Un cœur sous pression
La plongée est une activité à la fois relaxante et physiquement éprouvante. Lors d’une immersion de plusieurs mètres, le corps subit la pression d’une grande quantité d’eau. C’est pourquoi les plongeurs apprennent différentes techniques qui aident l’organisme à s’adapter aux variations de pression et à équilibrer la pression à l’intérieur de l’oreille moyenne avec la pression ambiante de l’eau. Ces techniques déclenchent une série de variations de pression internes qui permettent à l’organisme de s’accoutumer au nouvel environnement. Mais que se passe-t-il en cas de légère anomalie au cœur entravant cette série d’adaptations automatiques de l’organisme ? Quelles peuvent être les conséquences d’une anomalie cardiaque si petite qu’elle passe inaperçue dans des circonstances normales, mais pouvant exposer le plongeur à d’importants risques lorsqu’il est soumis à une pression accrue sous l’eau ? Je me réfère au foramen ovale perméable (FOP), une petite ouverture dans la cloison, ou septum, interauriculaire, qui sépare les deux cavités supérieures du cœur (les oreillettes), et aux répercussions qu’il peut avoir chez le plongeur.
Des études scientifiques ont montré que la manœuvre de Valsalva, réalisée en pinçant le nez d’une main et en soufflant avec la bouche fermée et le nez bouché, déclenche une série de variations de pression dans l’organisme.

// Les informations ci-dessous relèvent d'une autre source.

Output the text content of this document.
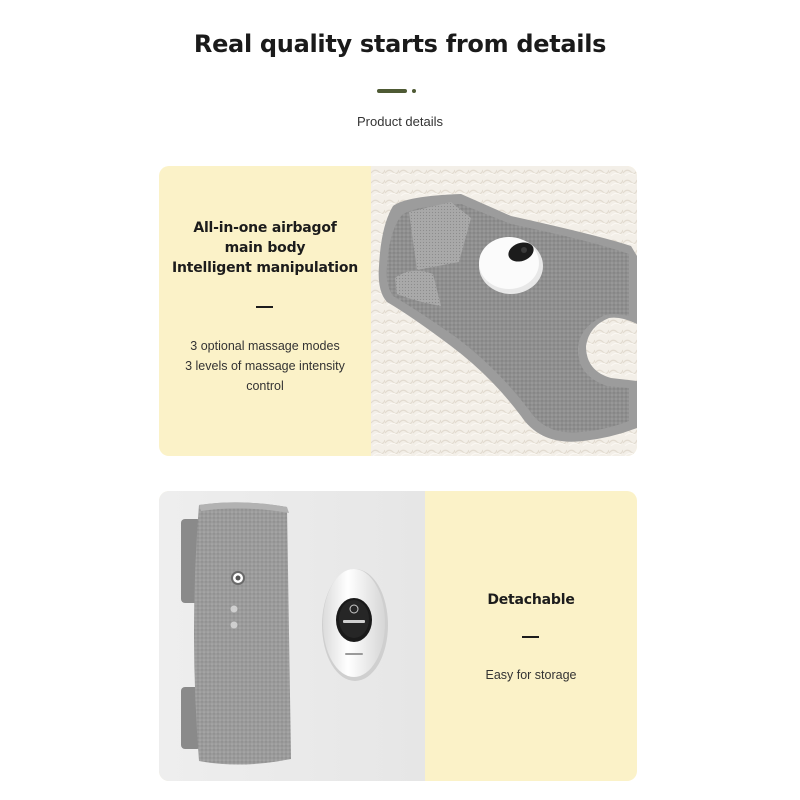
Real quality starts from details
Product details
All-in-one airbagof
main body
Intelligent manipulation
3 optional massage modes
3 levels of massage intensity
control
Detachable
Easy for storage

Cette manœuvre commence par une inhalation profonde, qui entraîne une diminution de la pression dans la cavité pleurale entre les poumons (pression intrathoracique). Ensuite, le plongeur expire pendant quelques secondes contre la résistance formée par la bouche fermée et le nez pincé, ce qui entraîne une augmentation de la pression intrathoracique. La pression générée à l’intérieur du thorax pendant ce laps de temps empêche pratiquement le sang de s’introduire dans le cœur. À la fin de l’expiration, la pression dans le thorax se relâche et le sang afflue alors abondamment dans l’oreillette droite. Cet afflux important de sang provoque une augmentation de la pression dans le côté droit du cœur au détriment du côté gauche, ce qui entraîne un bombement de la cloison interauriculaire vers le côté gauche. En cas de foramen ovale perméable, une échocardiographie transœsophagienne montre que cette inversion de la pression entre les oreillettes gauche et droite produit une ouverture marquée du FOP.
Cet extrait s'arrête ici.